How the malaria parasite eats lunch
The parasite Plasmodium falciparum is the causative agent of severe malaria in humans, killing somewhere between 600,000 and 1.2 million people each year. The complex life cycle includes an asexual proliferation within human erythrocytes, characterised by three distinct stages: rings, trophozoites and schizonts. Adaptations to the intra-erythrocytic lifestyle have created new and in some cases unique organelles, such as an endosomal/lysosomal-like organelle, the food vacuole. Haemoglobin degradation during the erythrocytic life stages is the major function of the food vacuole (FV) of Plasmodium falciparum and the target of several anti-malarial drugs that interfere with this metabolic pathway, killing the parasite. Two multi-spanning food vacuole membrane proteins are known, the multidrug resistance protein 1 (PfMDR1) and Chloroquine Resistance Transporter (PfCRT). Both modulate resistance to drugs that act in the food vacuole.

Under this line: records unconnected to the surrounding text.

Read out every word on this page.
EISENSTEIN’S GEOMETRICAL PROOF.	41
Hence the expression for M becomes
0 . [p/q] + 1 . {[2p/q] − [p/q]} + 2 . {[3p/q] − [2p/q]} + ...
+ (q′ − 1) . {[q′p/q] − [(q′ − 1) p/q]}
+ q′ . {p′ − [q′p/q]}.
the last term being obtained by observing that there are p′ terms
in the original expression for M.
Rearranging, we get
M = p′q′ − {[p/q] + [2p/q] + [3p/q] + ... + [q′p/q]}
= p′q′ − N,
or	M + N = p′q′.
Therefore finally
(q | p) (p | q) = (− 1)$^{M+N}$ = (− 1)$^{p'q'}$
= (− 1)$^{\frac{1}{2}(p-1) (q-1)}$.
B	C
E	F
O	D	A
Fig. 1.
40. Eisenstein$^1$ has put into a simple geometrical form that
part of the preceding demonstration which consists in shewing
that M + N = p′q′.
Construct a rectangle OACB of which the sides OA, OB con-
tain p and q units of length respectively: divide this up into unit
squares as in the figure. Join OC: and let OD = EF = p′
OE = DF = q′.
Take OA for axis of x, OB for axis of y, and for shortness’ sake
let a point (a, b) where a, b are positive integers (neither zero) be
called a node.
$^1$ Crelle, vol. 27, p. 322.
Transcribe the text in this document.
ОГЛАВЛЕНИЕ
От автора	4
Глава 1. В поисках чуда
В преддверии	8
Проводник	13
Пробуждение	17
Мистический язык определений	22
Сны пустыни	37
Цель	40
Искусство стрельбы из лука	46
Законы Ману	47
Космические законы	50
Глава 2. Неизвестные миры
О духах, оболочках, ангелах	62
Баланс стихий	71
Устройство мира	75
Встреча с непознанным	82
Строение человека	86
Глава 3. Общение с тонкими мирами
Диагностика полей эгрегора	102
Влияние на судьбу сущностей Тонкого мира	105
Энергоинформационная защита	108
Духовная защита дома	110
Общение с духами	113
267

To investigate the formation and behaviour of the food vacuole membrane researchers generated inducible GFP fusions of chloroquine sensitive and resistant forms of the PfCRT protein. This inducible expression system them to follow newly-induced fusion proteins, and corroborated a previous report of a direct trafficking route from the ER/Golgi to the food vacuole membrane. These parasites also allowed the definition of a food vacuole compartment in ring stage parasites well before haemozoin crystals were apparent, as well as the elucidation of secondary PfCRT-labelled compartments adjacent to the food vacuole in late stage parasites.
In addition to previously demonstrated Brefeldin A sensitivity, the trafficking of PfCRT is disrupted by Dynasore, a non competitive inhibitor of dynamin-mediated vesicle formation. Chloroquine sensitivity was not altered in parasites over-expressing chloroquine resistant or sensitive forms of the PfCRT fused to GFP, suggesting that the PfCRT does not mediate chloroquine transport as a GFP fusion protein.